In the journal Proceedings of the National Academies of Sciences (PNAS), the researchers published their findings (PNAS).
The most significant barrier to this sort of reproduction in animals is a process known as genetic imprinting, which occurs when particular genes are expressed in a specific way depending on the sex of the parent who delivers them to the offspring. However, in order for an unfertilized egg to develop into an embryo, it must contain two sets of DNA, one from the egg's mother and the other from the egg's father. Furthermore, because the imprinting pattern is the same in both sets, some genes are unable to function properly or are turned off entirely.
Using two females as part of the process, Japanese researchers were able to produce a mouse in 2004. One of the eggs acted as if it had been supplied by Kaguya's 'father,' and the offspring was given the name Kaguya. This new procedure, on the other hand, has allowed for a conception that is almost 'virgin.' The research team at Shanghai Jiao Tong University in China succeeded in producing unfertilized mouse eggs with double the normal number of chromosomes by inserting DNA that is expelled early in the egg's development. Yanchang Wei and companions Following that, scientists employed the gene editing tool CRISPR to target seven imprinted gene areas that had previously been identified as being critical in embryo development and alter epigenetic imprinting, as previously reported. This resulted in the second copy of the mother's genetic code appearing as if it were that of a male, resulting in the ovum being tricked into developing into a viable embryo.
Wei and her team modified 227 unfertilized eggs, which resulted in the creation of 192 embryos in the process. Only 14 of these embryos made it to term, and of those, only three were still alive. One mouse eventually reached maturity and was able to procreate normally, while the other mice died. 'When compared to normal mouse pups, the living pups were underweight, and they also had specific genetic anomalies.
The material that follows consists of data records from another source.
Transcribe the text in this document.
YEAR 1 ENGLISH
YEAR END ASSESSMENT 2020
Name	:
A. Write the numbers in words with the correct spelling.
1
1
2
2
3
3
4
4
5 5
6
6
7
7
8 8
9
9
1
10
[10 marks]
This suggests that there are still imprinting regions involved in the development of the embryo that we do not fully understand, and that more research is needed "According to Tony Perry, a professor at the University of Bath (United Kingdom) who was not involved in the study, according to 'NewScientist' According to the researchers, "another possibility is that gene editing hasn't worked as well as it should."
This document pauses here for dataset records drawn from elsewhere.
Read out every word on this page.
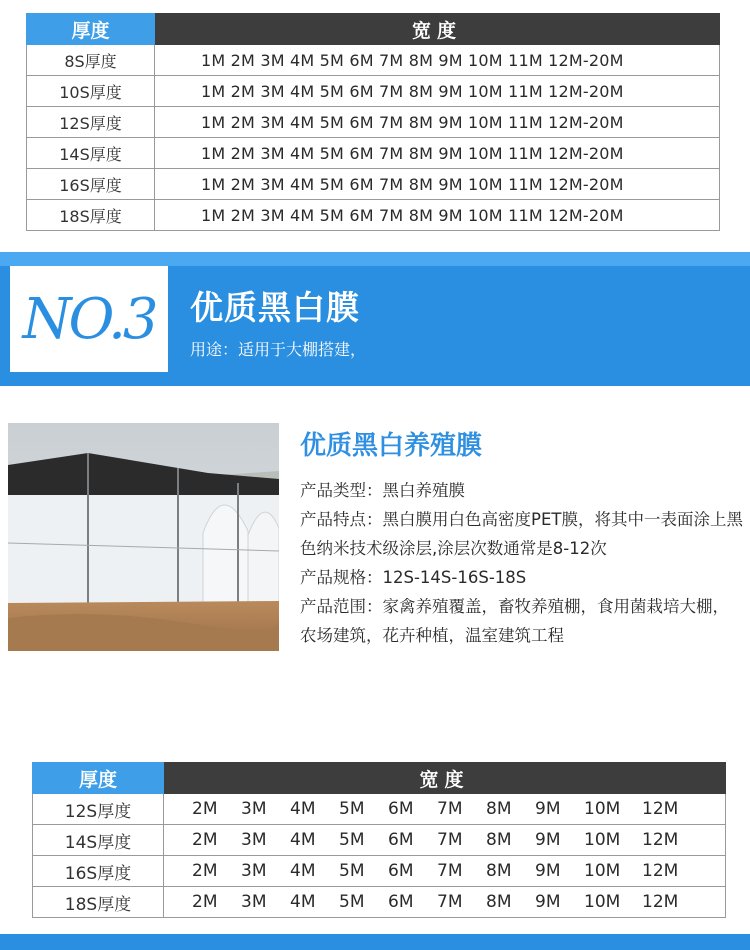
厚度	宽度
8S厚度	1M 2M 3M 4M 5M 6M 7M 8M 9M 10M 11M 12M-20M
10S厚度	1M 2M 3M 4M 5M 6M 7M 8M 9M 10M 11M 12M-20M
12S厚度	1M 2M 3M 4M 5M 6M 7M 8M 9M 10M 11M 12M-20M
14S厚度	1M 2M 3M 4M 5M 6M 7M 8M 9M 10M 11M 12M-20M
16S厚度	1M 2M 3M 4M 5M 6M 7M 8M 9M 10M 11M 12M-20M
18S厚度	1M 2M 3M 4M 5M 6M 7M 8M 9M 10M 11M 12M-20M
NO.3 优质黑白膜
用途：适用于大棚搭建，
优质黑白养殖膜

产品类型：黑白养殖膜

产品特点：黑白膜用白色高密度PET膜，将其中一表面涂上黑色纳米技术级涂层,涂层次数通常是8-12次

产品规格：12S-14S-16S-18S

产品范围：家禽养殖覆盖，畜牧养殖棚，食用菌栽培大棚，农场建筑，花卉种植，温室建筑工程

厚度	宽度
12S厚度	2M 3M 4M 5M 6M 7M 8M 9M 10M 12M
14S厚度	2M 3M 4M 5M 6M 7M 8M 9M 10M 12M
16S厚度	2M 3M 4M 5M 6M 7M 8M 9M 10M 12M
18S厚度	2M 3M 4M 5M 6M 7M 8M 9M 10M 12M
It is unavoidable to consider the implications for human beings; nonetheless, while many scientists believe that this is a significant step forward in genome editing, it will be some time before a similar procedure is used to human newborns. "We know far less about imprinted genes in humans than we do about imprinted genes in mice," says Perry. "We know significantly less about imprinted genes in mice than we do about imprinted genes in humans." We are unable to conduct tests on them in the same manner that we can with mice."
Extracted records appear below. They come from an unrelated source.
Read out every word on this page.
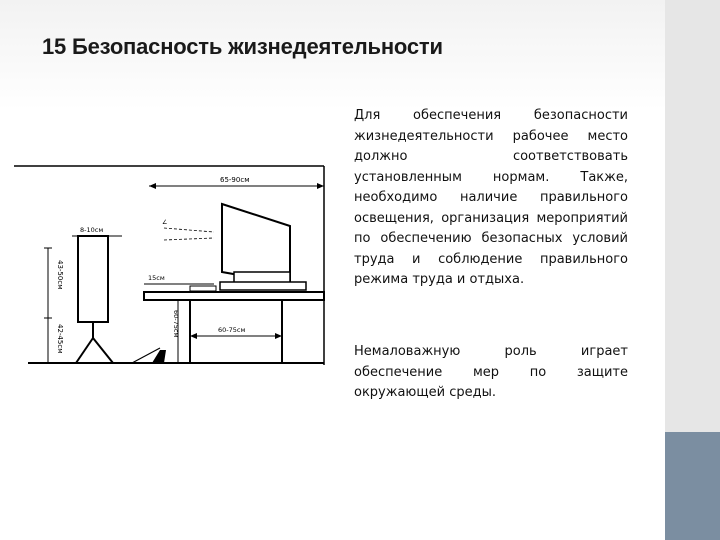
15 Безопасность жизнедеятельности
65-90см
43-50см
42-45см
8-10см
∠
15см
60-75см	60-75см
Для обеспечения безопасности жизнедеятельности рабочее место должно соответствовать установленным нормам. Также, необходимо наличие правильного освещения, организация мероприятий по обеспечению безопасных условий труда и соблюдение правильного режима труда и отдыха.
Немаловажную роль играет обеспечение мер по защите окружающей среды.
CRISPR gene therapies are still considered to be "in their early stages," with the first human clinical trials testing cancer immunotherapy treatments for two common blood diseases (sickle cell anemia and beta -thalassemia), as well as for the deadly condition transthyretin amyloidosis, having taken place only recently (in 2015). While this is going on, there are dozens of studies that are awaiting approval before being tested on volunteers.